Fine Spirits & Wine

This is not my story.

It belongs to the man in front of me in line at the spirit shop, stealing liquor.

 

Old hands with a handle of rum shimmied into a cloth tote touting

Small Business Saturday.

Sir — firstly, it’s Sunday, and you’re not helping business.

 

But as they yelled you out the door, casket of amber glass torn from your grasp,

I understood how you came to be —

stealing

liquor

at 1pm

in Center City

Philadelphia.

 

I’ve been scared myself,

but the stress of time and anxiety of facing God every single day

has hit you so much harder than I. And eye to eye,

I see how the diamond-shaped bottle top looked attractive on the shelf.

 

In removing it to drink you could have used it to cork your achy joints,

plug your malignant growth, stopper your untreated pain.

 

I understand.

 

You could have massaged the liquid down your throat

to fill the empty feeling.

 

You deserve better than your circumstances, Sir.

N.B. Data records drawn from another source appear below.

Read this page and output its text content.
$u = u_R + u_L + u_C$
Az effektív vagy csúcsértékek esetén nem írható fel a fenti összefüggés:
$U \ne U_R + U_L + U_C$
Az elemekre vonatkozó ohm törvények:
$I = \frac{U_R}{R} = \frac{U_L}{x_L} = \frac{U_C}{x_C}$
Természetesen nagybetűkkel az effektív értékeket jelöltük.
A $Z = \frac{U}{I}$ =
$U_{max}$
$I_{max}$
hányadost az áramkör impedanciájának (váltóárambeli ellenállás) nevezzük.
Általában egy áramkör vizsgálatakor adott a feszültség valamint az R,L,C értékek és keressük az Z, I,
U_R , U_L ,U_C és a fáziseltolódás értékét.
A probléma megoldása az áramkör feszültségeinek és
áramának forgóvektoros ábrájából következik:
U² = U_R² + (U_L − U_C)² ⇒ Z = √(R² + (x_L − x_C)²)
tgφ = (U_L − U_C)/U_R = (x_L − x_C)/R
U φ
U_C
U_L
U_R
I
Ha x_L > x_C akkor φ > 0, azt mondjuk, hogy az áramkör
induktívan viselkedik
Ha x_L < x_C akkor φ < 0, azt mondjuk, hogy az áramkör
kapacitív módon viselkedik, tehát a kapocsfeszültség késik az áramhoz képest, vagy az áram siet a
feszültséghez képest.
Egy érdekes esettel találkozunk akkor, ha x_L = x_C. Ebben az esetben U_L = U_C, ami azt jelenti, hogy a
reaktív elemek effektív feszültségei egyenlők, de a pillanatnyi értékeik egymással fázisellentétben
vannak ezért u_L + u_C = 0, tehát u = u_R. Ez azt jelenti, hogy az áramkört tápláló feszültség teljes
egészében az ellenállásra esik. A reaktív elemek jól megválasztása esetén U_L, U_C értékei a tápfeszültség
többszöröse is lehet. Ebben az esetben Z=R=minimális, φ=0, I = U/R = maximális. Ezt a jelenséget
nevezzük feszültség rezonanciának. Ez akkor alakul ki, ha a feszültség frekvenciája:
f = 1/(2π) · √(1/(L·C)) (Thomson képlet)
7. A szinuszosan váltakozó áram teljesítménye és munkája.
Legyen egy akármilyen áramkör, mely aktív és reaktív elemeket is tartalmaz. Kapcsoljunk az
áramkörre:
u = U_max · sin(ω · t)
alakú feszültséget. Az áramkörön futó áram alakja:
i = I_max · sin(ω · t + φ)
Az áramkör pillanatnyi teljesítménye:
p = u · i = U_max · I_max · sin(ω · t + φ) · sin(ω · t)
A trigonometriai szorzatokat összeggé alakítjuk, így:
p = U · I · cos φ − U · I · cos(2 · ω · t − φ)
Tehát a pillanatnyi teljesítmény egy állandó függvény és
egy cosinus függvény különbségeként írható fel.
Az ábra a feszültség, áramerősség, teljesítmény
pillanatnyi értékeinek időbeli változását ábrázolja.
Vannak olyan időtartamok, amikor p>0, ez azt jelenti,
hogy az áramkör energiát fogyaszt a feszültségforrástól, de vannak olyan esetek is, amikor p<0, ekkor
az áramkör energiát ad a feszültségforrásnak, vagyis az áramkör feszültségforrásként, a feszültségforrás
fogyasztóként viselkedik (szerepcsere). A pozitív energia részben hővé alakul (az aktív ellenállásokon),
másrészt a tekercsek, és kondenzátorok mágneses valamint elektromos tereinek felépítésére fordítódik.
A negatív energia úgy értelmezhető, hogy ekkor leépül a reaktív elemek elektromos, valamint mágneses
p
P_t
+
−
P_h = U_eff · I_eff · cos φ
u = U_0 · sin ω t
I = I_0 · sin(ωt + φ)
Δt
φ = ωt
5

And while I stood silent as you left,

now I’ll pray for you.

Thank You For The Sundays

Something they don’t tell you is that there’s a magic garden

in every courtyard in Philadelphia.

Gardens made of glass, and tears, and gunfight.

 

And through it all, as the sun sets,

roses creep out of window-barred pots and slither to the streets –

every atom in the city chasing that faint ocean air.

 

The city of symmetry, city of two rivers – entre fontaines,

je t’aime from here to there and back again,

the Atlantic rolls between us.

 

In the meantime, I’m eating up spoonfuls of Sundays

I’m all too willing to give.

 

And in this time I’ve hidden myself in every corner of the city,

every bustle in the suburbs, here I am,

sarcastically.

 

Found in yarn stores in South Philly,

fingers running through the strands

despite the weight of cheesesteak in my hand.

 

Resting the holy hollow of my body in a Temple cot in summer;

ring around my toe and vision hazed

in vodka-sparkled saturation.

 

On my knees in a bathroom or two in West Philadelphia

setting tiles in the floor of a soon-to-be home

so a single mother can breath a little easier for a little while.

 

And out here on the Main Line,

wrapped in white sheets, a pen in my mouth,

listening to that goddamned bell toll,

 

Waiting for the gift of Sunday exploration

in the holy city of gardens and love.